Le 21 septembre 2017, lors de la présentation de Marianne et le garçon noir à la MC93, Léonora Miano a proposé à certains des contributeurs à l’ouvrage de prononcer des communications sur des sujets précis. Ainsi, la question du franc CFA a-t-elle été soumise à Elom 20ce (dont nous vous recommandons la lecture du texte dans Marianne et le garçon noir).

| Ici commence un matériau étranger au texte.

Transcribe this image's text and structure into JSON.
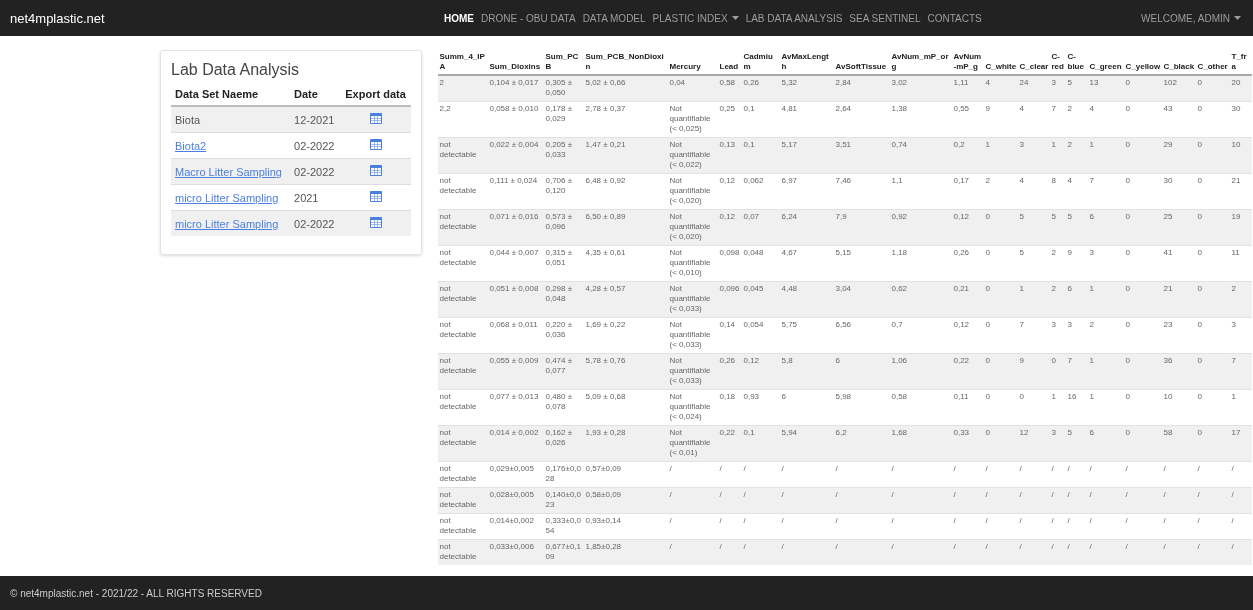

Veuillez trouver ci-dessous l’intégralité de son propos:

Monnaie de Singe

Samedi 02 septembre 2017. Il est 06h45 environ. Le VOL AF 0339 vient d’atterrir à Roissy.  A la sortie de l’avion, il y a foule. C’est la rentrée, il paraît. J’avais un billet en classe premium. Ça m’évite de faire la queue. Notre file de privilégiés avance bien. Les passagers passent à peine trente secondes au contrôle de l’immigration. Quand mon tour arrive, je me rappelle l’histoire que j’ai racontée au début de mon chapitre dans Marianne et le Garçon Noir. Mieux, je me souviens pourquoi, depuis l’incident relaté dans ce livre, chaque fois que je reviens en France, j’évite l’aéroport de Roissy. Mon passeport n’est pas rouge-bordeaux. Il est vert comme ce feu qui  s’allume difficilement, quand il s’agit pour nous autres de traverser les frontières.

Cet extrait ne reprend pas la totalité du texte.